A lot of my work revolves around various problems encountered when one tries to automate the production of hardware from a description of the behaviour the hardware is supposed to exhibit when in use. This problem has a long history, most recently going by the name “High Level Synthesis”. A natural question, but one that is oddly rarely asked in computer-aided design, is “what kind of description?”

Of course not only hardware designers need to specify behaviour. The most common kind of formal description is that of a programming language, so it seems natural to ask what the active community of programming language specialists have to say. I am  fortunate enough to be an investigator on a multidisciplinary EPSRC project with my friend and colleague Dan Ghica, specifically aimed at bringing together these two communities, and I thought it was time to undertake sufficient reading to help me bridge some gaps in terminology between our fields.

With this is mind, I recently read Bob Harper‘s Practical Foundations for Programming Languages. For an outsider to the field, this seems to be a fairly encyclopaedic book describing a broad range of theory in a fairly accessible way, although it did become less readily accessible to me as the book progressed. My colleague Andy Pitts is quoted on the back cover as saying that this book “reveals the theory of programming languages as a coherent scientific subject,” so with no further recommendation required, I jumped in!

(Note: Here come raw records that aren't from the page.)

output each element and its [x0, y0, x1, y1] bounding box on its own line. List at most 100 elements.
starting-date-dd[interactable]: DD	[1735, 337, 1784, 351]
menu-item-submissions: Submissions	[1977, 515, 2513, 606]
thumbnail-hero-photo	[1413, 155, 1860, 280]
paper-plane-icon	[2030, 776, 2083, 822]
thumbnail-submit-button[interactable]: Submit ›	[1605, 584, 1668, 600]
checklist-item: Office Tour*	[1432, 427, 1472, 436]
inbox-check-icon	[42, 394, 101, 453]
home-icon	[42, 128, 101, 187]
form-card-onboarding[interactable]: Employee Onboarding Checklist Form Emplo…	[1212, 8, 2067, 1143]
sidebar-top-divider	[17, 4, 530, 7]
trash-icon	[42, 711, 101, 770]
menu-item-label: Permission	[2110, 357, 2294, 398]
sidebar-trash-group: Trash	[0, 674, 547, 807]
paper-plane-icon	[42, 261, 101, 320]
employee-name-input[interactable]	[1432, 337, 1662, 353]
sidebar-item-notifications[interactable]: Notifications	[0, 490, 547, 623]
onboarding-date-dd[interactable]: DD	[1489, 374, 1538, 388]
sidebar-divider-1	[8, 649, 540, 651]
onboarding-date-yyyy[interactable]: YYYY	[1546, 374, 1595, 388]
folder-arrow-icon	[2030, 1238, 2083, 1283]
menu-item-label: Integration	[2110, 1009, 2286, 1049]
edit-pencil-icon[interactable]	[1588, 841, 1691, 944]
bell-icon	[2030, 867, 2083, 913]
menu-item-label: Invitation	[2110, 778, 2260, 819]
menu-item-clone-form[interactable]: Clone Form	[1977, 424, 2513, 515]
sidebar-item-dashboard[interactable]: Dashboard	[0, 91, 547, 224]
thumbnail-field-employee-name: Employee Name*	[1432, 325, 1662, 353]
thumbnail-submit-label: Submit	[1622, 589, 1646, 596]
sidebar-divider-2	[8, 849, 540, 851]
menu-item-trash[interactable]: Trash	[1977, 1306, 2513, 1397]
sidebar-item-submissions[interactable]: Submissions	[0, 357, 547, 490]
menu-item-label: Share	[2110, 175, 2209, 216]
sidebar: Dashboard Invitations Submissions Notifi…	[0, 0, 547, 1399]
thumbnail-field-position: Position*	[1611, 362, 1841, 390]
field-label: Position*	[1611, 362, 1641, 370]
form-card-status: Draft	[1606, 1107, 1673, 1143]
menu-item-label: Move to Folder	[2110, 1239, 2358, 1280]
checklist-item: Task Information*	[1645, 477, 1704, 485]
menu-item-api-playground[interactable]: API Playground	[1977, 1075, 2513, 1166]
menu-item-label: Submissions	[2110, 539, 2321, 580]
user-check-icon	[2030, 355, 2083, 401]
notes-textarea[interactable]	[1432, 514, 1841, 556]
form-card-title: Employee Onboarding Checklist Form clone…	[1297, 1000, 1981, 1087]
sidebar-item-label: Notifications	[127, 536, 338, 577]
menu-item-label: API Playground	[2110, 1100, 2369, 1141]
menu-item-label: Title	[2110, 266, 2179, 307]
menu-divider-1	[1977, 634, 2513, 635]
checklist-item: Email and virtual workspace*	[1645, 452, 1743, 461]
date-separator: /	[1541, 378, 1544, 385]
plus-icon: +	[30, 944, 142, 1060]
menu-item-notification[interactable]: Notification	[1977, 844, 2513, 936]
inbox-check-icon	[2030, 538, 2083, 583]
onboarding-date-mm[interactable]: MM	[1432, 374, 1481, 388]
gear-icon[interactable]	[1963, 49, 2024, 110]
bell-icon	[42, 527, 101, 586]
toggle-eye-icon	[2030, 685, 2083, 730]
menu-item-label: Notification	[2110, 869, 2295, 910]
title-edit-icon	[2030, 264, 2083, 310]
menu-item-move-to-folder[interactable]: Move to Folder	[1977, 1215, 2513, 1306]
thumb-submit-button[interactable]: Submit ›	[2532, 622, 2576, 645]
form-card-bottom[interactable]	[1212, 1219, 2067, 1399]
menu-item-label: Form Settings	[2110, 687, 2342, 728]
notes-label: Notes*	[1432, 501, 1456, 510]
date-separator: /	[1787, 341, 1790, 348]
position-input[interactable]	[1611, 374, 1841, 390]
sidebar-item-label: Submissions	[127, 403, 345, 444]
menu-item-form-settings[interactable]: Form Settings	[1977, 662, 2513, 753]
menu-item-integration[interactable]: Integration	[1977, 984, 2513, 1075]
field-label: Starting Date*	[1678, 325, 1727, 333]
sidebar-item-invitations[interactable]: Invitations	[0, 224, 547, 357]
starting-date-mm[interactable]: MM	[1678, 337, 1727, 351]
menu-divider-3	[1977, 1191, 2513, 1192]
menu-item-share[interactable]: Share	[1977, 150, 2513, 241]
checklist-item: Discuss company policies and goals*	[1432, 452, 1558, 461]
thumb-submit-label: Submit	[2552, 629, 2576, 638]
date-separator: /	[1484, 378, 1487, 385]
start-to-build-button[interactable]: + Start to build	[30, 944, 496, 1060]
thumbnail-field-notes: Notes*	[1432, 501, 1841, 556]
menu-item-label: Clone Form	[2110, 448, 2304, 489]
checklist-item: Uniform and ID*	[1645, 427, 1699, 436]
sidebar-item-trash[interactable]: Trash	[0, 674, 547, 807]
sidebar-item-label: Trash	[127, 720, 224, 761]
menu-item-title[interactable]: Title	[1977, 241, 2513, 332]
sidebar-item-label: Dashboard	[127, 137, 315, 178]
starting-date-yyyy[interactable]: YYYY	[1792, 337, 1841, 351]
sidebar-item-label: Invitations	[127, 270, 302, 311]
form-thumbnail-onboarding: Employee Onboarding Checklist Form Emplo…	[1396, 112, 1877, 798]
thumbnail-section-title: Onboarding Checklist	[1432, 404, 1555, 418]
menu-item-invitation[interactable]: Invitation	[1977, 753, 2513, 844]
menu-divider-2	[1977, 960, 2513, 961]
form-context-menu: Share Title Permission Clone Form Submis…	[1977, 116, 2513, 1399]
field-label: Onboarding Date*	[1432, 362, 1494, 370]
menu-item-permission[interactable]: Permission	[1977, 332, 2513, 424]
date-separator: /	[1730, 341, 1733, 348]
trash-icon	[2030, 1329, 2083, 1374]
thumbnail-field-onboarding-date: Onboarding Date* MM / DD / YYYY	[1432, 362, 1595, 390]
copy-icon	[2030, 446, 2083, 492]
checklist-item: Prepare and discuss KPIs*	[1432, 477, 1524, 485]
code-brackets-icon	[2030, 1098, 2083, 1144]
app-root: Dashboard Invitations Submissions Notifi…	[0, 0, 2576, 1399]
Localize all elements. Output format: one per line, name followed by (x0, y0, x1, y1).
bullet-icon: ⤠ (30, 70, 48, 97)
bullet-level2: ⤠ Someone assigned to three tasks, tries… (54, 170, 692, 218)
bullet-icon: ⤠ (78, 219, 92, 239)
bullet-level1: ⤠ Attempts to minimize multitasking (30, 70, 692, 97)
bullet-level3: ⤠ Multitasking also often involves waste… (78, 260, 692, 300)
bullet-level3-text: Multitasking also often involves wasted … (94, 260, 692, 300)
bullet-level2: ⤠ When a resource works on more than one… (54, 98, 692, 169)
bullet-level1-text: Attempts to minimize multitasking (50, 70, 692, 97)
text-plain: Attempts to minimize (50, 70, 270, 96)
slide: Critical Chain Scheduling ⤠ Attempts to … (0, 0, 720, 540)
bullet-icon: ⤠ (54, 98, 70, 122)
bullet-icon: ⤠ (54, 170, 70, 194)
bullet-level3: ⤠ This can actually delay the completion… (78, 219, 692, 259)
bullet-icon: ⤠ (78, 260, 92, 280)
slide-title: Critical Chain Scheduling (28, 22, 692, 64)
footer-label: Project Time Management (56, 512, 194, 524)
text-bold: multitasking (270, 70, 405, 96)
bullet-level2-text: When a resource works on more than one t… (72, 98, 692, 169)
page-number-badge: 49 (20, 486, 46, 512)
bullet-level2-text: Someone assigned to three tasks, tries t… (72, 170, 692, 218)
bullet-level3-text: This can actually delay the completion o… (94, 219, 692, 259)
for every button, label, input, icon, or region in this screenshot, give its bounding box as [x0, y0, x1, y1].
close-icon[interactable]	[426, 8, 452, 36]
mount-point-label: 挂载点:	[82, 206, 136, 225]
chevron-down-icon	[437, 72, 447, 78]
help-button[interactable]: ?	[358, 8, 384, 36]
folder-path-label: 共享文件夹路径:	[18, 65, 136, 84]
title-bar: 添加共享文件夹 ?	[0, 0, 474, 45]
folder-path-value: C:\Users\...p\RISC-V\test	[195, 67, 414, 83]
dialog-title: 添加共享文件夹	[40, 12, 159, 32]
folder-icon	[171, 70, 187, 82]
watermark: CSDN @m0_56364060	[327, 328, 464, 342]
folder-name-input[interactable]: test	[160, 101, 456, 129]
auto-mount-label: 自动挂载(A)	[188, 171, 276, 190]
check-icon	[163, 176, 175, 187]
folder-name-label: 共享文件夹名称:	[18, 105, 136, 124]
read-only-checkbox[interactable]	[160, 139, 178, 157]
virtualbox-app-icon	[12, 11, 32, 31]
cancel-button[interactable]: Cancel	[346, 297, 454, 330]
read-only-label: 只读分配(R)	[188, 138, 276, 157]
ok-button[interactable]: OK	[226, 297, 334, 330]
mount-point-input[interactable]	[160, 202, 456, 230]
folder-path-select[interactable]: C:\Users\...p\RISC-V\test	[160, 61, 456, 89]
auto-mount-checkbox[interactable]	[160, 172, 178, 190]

I like the structure of this book because as a non-specialist I find this material heavy going: Harper has split a 500 page book into fully 50 chapters, which suits me very well. Each chapter has an introduction and a “notes” section and – for the parts in which I’m not very interested – I can read these bits to still get the gist of the material. Moreover, there is a common structure to these chapters, where each feature is typically first described in terms of its statics and then its dynamics. The 50 chapters are divided into 15 “parts”, to provide further structure to the material.

The early parts of the book are interesting, but not of immediate practical relevance to me as someone who wants to find a use for these ideas rather than study them in their own right. It is nice, however, to see many of the practical concepts I use in the rare occasions I get to write my own code, shown in their theoretical depth – function types, product types, sum types, polymorphism, classes and methods, etc. Part V, “Infinite Data Types” is of greater interest to me just because anything infinite seems to be of interest to me (and, more seriously, because one of the most significant issues I deal with in my work is mapping of algorithms conceptually defined over infinite structures into finite implementations).

Where things really get interesting for me is in Part XI, “Types as Propositions”. (I also love Harper’s distinction between constructive and classical logic as “logic as if people matter” versus “the logic of the mind of God”, and I wonder whether anyone has explored the connections between the constructive / classical logic dichotomy and the philosophical idealist / materialist one?) This left me wanting more, though, and in particular I am determined to get around to reading more about Martin-Löf type theory, which is not covered in this text.

Part XIV, Laziness, is also interesting for someone who has only played with laziness in the context of streams (in both Haskell and Scala, which take quite different philosophical approaches). Harper argues strongly in favour of allowing the programmer to make evaluation choices (lazy / strict, etc.).

Part XV, Parallelism, starts with the construction of a cost dynamics, which is fairly straight forward. The second chapter in this part looks at a concept called futures and their use in pipelining; while pipelining is my bread and butter in hardware design, the idea of a future was new to me. Part XVI, Concurrency, is also relevant to hardware design, of course. Chapter 43 makes an unexpected (for me!) link between the type system of a distributed concurrent language with modal logics, another area in which I am personally interested for epistemological reasons, but know little.

After discussing modularity, the book finishes off with a discussion of notions of equivalence.

I found this to be an enlightening read, and would recommend it to others with an interest in programming languages, an appetite for theoretical concerns, but a lack of exposure to the topics explored in programming language research.